Stoking fan interest is just as important for new television properties, and several studios are planning to screen pilots at Comic-Con for projects including J.J. Abrams’ “Alcatraz” and “Person of Interest,” and Kevin Williamson’s “The Secret Circle.” Other series — “Terra Nova,” “Once Upon a Time” and “Grimm” — are also hoping to generate buzz before their fall premieres.
As for returning shows, Warner Bros. TV announced its CW series “Supernatural” will be among of one of several series to nab a coveted Hall H presentation, including “Doctor Who,” “Sons of Anarchy,” “It’s Always Sunny in Philadelphia” and “The Cleveland Show.” The latter is one of 13 programs, including the Spielberg-produced “Terra Nova” and musical hit “Glee,” that Fox will promote at Comic-Con.
“The biggest difference is, franchise movies notwithstanding, the TV business can be a decades-long business for a show, whereas movies tend to be one-offs,” said Twentieth Century Fox Television Chairman Gary Newman. “The ability to fuel that annually and to leak out new information and really excite the most enthusiastic fans, it’s an invaluable opportunity.”
“TV audiences are so passionate about their shows,” added Sharon Allen, vice president of marketing and advertising for Showtime, the pay cable network bringing “Dexter” and “Shameless” to San Diego. “Attendees have a relationship with a television show that’s a lot different from a movie or even a comic book. What Comic-Con does — and I don’t think I’ve seen anything quite like it — is it connects fans to the creators, to the stars, to the show.
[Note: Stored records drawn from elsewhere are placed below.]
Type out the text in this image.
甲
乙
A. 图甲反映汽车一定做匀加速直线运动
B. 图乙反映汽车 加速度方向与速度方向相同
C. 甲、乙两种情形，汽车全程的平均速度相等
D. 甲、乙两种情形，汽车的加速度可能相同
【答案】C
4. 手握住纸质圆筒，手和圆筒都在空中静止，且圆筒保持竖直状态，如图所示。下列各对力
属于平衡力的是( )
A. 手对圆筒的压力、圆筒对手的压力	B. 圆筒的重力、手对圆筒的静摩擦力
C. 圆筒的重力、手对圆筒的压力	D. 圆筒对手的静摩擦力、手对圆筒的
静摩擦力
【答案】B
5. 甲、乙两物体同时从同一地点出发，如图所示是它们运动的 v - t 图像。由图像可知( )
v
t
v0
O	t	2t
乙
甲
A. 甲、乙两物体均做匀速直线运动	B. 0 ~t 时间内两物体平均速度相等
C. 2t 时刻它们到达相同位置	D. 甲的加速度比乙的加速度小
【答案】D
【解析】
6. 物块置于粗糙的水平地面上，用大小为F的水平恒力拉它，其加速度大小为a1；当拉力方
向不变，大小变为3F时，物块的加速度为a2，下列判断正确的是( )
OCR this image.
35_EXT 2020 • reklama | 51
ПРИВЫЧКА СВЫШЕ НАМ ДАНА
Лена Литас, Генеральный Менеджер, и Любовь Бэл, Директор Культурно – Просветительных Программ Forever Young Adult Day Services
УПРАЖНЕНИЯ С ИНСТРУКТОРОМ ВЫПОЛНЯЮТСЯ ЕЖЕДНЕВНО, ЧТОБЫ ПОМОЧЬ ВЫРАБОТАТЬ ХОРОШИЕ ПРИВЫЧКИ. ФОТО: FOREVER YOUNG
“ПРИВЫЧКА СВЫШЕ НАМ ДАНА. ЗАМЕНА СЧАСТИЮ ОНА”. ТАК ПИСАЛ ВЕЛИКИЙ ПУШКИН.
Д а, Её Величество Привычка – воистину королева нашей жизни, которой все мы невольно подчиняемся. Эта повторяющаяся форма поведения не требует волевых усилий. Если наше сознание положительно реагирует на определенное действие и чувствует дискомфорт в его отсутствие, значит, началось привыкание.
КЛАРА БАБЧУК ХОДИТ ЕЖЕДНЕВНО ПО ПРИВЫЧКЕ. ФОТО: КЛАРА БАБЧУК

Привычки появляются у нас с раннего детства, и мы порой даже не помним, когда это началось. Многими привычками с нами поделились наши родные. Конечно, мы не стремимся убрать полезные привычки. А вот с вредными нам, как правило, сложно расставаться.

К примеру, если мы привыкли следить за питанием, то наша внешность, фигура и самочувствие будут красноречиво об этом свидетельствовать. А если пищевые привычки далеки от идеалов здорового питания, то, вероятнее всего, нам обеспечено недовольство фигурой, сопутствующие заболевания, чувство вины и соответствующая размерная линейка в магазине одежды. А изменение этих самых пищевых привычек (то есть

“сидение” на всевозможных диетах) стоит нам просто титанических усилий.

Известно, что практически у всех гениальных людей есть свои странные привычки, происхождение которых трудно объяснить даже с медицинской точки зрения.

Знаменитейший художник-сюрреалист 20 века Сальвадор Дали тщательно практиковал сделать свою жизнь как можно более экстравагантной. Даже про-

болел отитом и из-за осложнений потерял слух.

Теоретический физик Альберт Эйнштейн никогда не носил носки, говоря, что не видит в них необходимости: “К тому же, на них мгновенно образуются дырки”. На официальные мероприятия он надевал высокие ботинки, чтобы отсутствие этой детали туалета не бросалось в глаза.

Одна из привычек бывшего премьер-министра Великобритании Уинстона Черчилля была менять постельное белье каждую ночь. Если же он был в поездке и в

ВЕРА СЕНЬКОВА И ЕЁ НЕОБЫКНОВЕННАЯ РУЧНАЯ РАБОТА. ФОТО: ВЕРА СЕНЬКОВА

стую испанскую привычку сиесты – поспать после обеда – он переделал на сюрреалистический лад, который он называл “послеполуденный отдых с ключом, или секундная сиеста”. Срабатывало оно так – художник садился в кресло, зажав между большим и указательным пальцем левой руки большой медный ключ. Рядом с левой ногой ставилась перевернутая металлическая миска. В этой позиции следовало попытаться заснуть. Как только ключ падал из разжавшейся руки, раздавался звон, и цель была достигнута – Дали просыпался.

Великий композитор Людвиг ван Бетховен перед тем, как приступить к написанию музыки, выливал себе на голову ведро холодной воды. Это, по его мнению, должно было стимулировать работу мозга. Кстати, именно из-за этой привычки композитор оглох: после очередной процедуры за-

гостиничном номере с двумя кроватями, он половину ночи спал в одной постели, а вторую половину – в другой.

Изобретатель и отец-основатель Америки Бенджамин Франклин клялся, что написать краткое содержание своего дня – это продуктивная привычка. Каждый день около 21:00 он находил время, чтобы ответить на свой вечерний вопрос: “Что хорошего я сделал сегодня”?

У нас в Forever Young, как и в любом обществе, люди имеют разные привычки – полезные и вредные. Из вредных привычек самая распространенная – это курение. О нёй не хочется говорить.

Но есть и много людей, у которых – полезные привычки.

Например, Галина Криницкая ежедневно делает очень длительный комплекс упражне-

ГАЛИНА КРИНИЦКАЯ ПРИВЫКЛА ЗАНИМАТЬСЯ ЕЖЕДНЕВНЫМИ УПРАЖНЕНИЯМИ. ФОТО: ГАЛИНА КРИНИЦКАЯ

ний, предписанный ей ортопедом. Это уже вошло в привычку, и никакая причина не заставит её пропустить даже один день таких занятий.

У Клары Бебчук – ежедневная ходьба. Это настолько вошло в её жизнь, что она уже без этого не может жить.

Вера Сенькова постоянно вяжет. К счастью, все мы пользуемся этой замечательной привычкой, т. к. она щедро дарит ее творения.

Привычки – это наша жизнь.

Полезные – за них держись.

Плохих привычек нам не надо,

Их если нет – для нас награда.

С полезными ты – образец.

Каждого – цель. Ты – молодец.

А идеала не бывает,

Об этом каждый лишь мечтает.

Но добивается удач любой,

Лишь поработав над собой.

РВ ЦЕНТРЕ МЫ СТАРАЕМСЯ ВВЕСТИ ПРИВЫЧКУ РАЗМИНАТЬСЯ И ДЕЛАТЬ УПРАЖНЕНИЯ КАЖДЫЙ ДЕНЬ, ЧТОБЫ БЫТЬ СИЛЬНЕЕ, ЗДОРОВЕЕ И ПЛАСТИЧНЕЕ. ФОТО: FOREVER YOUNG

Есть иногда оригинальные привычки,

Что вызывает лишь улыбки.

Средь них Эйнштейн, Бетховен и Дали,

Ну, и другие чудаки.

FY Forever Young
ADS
Engaged fans provide consistent viewers. And they spread the word.”
Of course, just as with films, a presence at Comic-Con doesn’t guarantee a show will find an audience. “The Event” on NBC was unable to sustain the bounce it received from the convention; likewise, 2010 Comic-Con projects “The Cape” on NBC and “No Ordinary Family” on ABC failed to capture the sustained attention of the fanboy crowd.
“Comic-Con is a great way to build a groundswell of support for a pending project,” Glanzer said. “But as is true with anything, you can show eight great minutes of a project, but the rest of it has to deliver.”